- Location of Ojo Amarillo, New Mexico
- Ojo Amarillo, New Mexico Location in the United States
- Coordinates: 36°41′37″N 108°22′25″W﻿ / ﻿36.69361°N 108.37361°W
- Country: United States
- State: New Mexico
- County: San Juan

Area
- • Total: 1.97 sq mi (5.09 km^{2})
- • Land: 1.97 sq mi (5.09 km^{2})
- • Water: 0 sq mi (0.00 km^{2})
- Elevation: 5,407 ft (1,648 m)

Population (2020)
- • Total: 696
- • Density: 354.3/sq mi (136.79/km^{2})
- Time zone: UTC-7 (Mountain (MST))
- • Summer (DST): UTC-6 (MDT)
- Area code: 505
- FIPS code: 35-53485
- GNIS feature ID: 2408981

= Ojo Amarillo, New Mexico =

Ojo Amarillo is a census-designated place (CDP) in San Juan County, New Mexico, United States. As of the 2020 census, Ojo Amarillo had a population of 696. It is part of the Farmington Metropolitan Statistical Area.

==Geography==

According to the United States Census Bureau, the CDP has a total area of 1.9 sqmi, all land.

==Demographics==

As of the census of 2000, there were 829 people, 174 households, and 163 families residing in the CDP. The population density was 434.8 PD/sqmi. There were 193 housing units at an average density of 101.2 /sqmi. The racial makeup of the CDP was 95.54% Native American, 1.57% White, 0.12% African American, 0.48% from other races, and 2.29% from two or more races. Hispanic or Latino of any race were 1.33% of the population.

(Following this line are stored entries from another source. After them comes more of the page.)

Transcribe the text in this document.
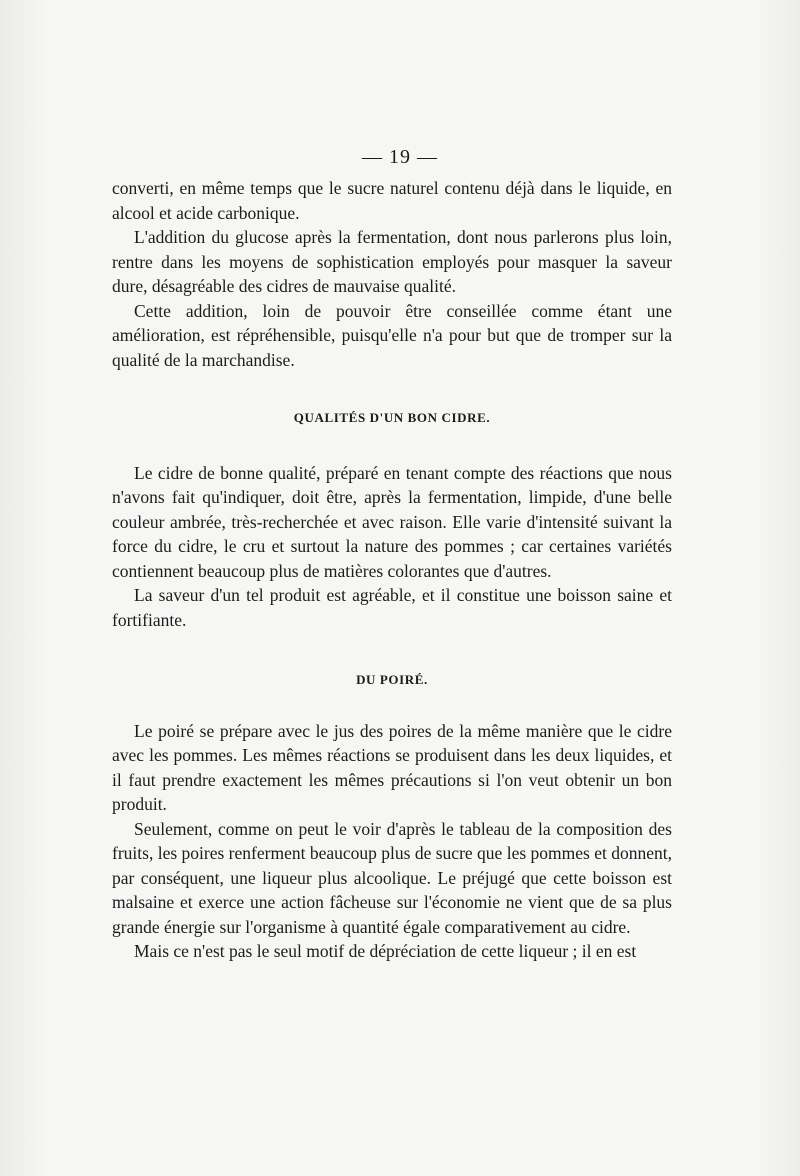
— 19 —

converti, en même temps que le sucre naturel contenu déjà dans le liquide, en alcool et acide carbonique.

L'addition du glucose après la fermentation, dont nous parlerons plus loin, rentre dans les moyens de sophistication employés pour masquer la saveur dure, désagréable des cidres de mauvaise qualité.

Cette addition, loin de pouvoir être conseillée comme étant une amélioration, est répréhensible, puisqu'elle n'a pour but que de tromper sur la qualité de la marchandise.

QUALITÉS D'UN BON CIDRE.

Le cidre de bonne qualité, préparé en tenant compte des réactions que nous n'avons fait qu'indiquer, doit être, après la fermentation, limpide, d'une belle couleur ambrée, très-recherchée et avec raison. Elle varie d'intensité suivant la force du cidre, le cru et surtout la nature des pommes ; car certaines variétés contiennent beaucoup plus de matières colorantes que d'autres.

La saveur d'un tel produit est agréable, et il constitue une boisson saine et fortifiante.

DU POIRÉ.

Le poiré se prépare avec le jus des poires de la même manière que le cidre avec les pommes. Les mêmes réactions se produisent dans les deux liquides, et il faut prendre exactement les mêmes précautions si l'on veut obtenir un bon produit.

Seulement, comme on peut le voir d'après le tableau de la composition des fruits, les poires renferment beaucoup plus de sucre que les pommes et donnent, par conséquent, une liqueur plus alcoolique. Le préjugé que cette boisson est malsaine et exerce une action fâcheuse sur l'économie ne vient que de sa plus grande énergie sur l'organisme à quantité égale comparativement au cidre.

Mais ce n'est pas le seul motif de dépréciation de cette liqueur ; il en est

There were 174 households, out of which 72.4% had children under the age of 18 living with them, 50.0% were married couples living together, 34.5% had a female householder with no husband present, and 6.3% were non-families. 4.6% of all households were made up of individuals, and 0.6% had someone living alone who was 65 years of age or older. The average household size was 4.76 and the average family size was 4.84.

In the CDP, the population was spread out, with 49.3% under the age of 18, 11.3% from 18 to 24, 25.3% from 25 to 44, 12.9% from 45 to 64, and 1.1% who were 65 years of age or older. The median age was 18 years. For every 100 females, there were 94.1 males. For every 100 females age 18 and over, there were 85.0 males.

The median income for a household in the CDP was $30,662, and the median income for a family was $24,356. Males had a median income of $32,000 versus $11,458 for females. The per capita income for the CDP was $5,661. About 39.1% of families and 36.1% of the population were below the poverty line, including 37.1% of those under age 18 and 71.4% of those age 65 or over.

Historical population
| Census | Pop. | Note | %± |
| 2020 | 696 |  | — |
U.S. Decennial Census

==Education==
Central Consolidated Schools serves Ojo Amarillo as well as other communities in western San Juan County.